Хожиняк сел в лодку и тронулся в обратный путь. Он чувствовал себя словно избитый, весло казалось тяжелым. С трудом добрался он до Ольшин. Староста встретил его взглядом исподлобья.

— Вот уж вы где-то ездили, ездили… Я было подумал, не беда ли какая стряслась, ведь вы ничего не говорили, когда уезжали… Вот я и говорю моей-то…

— Беда стрястись может, только не надо мной, — сухо прервал его осадник. Больше всего ему хотелось дать по морде своему временному хозяину. Вспоминалось, как он говорил об уходе Ивана в понедельник, как искренне старался припомнить время, как призывал жену в свидетели. Совершенно так же, как и остальные допрашиваемые. У Хожиняка чесался язык сказать старосте, когда Иван появился в Синицах, но он вспомнил советы коменданта, которые, несмотря на опьянение, дошли до его сознания, и умолк. Пусть старик бегает, суетится, заговаривает зубы — он, Хожиняк, свое знает. Пусть же тот обманывается как можно дольше. Все выплывет в свое время на чистую воду, надо будет только припереть к стене коменданта, чтобы он сделал все по своей линии.

Страшно хотелось спать. Делать пока было нечего. Лошадь и корова стояли в старостовом сарае, он не мог бросить их без надзора на пожарище. Хожиняк пошел в сарай, повалился на только что привезенное сено и сразу заснул. Словно сквозь туман, ему мерещилось, что староста ходит по сараю, что-то говорит, но он отмахивался от этого, как от назойливой мухи.

Проснулся Хожиняк только поздно вечером, и тут оказалось, что староста поплыл в Голубы договариваться о покупке лошадей. Об этом сообщила осаднику старостиха. Она варила картошку к ужину. Хожиняк пожал плечами. Что ему за дело до этого? Он подсчитывал, когда может прийти лес для постройки дома и когда вернется Иван, словно между этими двумя вещами была какая-то связь. Ему казалось, что, когда он обезвредит Ивана, можно будет спокойно строить дом.

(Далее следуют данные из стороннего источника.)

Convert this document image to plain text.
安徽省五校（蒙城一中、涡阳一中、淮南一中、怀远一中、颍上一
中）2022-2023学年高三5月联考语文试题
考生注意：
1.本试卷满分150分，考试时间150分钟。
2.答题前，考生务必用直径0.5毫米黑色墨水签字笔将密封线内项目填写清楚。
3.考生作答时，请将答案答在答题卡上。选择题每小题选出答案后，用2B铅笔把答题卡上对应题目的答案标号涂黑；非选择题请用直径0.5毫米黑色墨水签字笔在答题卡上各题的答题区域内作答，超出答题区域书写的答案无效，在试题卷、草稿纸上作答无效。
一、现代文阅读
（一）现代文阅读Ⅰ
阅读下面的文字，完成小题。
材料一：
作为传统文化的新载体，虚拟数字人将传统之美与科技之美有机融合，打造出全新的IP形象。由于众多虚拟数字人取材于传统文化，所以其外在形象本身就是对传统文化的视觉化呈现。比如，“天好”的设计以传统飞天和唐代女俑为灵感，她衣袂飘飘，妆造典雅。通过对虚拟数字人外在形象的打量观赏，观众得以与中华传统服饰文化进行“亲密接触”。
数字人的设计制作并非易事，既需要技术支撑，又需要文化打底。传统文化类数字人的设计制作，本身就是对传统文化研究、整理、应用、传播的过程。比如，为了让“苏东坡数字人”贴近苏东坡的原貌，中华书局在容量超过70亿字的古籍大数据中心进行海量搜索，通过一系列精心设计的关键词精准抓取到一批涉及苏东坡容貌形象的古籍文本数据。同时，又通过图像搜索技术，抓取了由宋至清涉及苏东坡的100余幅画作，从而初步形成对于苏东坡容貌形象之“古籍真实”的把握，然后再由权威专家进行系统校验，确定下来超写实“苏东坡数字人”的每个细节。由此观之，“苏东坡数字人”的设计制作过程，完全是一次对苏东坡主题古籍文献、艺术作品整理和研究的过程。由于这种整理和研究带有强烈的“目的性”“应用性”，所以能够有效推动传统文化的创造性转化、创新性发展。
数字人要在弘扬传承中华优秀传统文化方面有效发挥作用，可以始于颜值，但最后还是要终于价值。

И только когда он вышел за дверь и увидел в потемках тихую, притаившуюся деревню, его укололо в сердце сознание, что поимка Ивана ничему не поможет. Деревня притаилась во тьме, словно мрачный, злобный зверь. Деревня подстерегала во тьме, в этих невидимых сейчас избах под покровом ночи спали люди, и у каждого из них было одно и то же лицо — глухое, замкнутое, скрывающее невысказанную угрозу…

Глава VIII

Рассеялся запах сенокоса, луга стояли пустые, обнаженные болота глядели в небо голубыми глазами отраженной лазури. Зато стали медленно желтеть рассеянные узкими полосками ржаные поля. Зеленый их цвет переходил в смуглую тень, в светлое золото. Полоски ржи неожиданными пятнами светлели среди темных полей картофеля, рядов конопли, среди проса, еще зеленевшего свежей краской молодости.

Хожинякова рожь, посеянная на азотном удобрении, выросла высокой и буйной. Она колосилась крупным колосом, глаза радовались, глядя на нее, но крестьянские взгляды скользили по ней мрачные, знающие что-то свое. Однако осадник не думал сейчас о мужицких взглядах. Он думал о первом урожае своей земли, о первых плодах своего труда.

Он вышел в поле с косой. Крестьяне смотрели на нее с недоверчивой усмешкой. Сами они жали рожь серпами. Это были серпы, выкованные в паленчицкой кузнице, слабо изогнутые, длинные и узкие. Испокон веку здесь жали рожь серпами. Известно, коса растрясет половину зерна, растреплет солому. А серпом другое дело. Серпом жнешь осторожно, горсть за горстью ложится на стерню, ржаная солома аккуратно вытягивается, уложенная внимательными руками. Тут ни к чему фабричный серп, он хоть и дешевле, да никуда не годится. Кузнец в Паленчицах за долгие годы выучился изгибать лезвие точно, как надо, и насечку делать как полагается, и рукоятку такую, чтобы сама приставала к рукам. Фабричный серп быстро зазубривался, плохо шел в хлеб, неудобный, слишком легкий.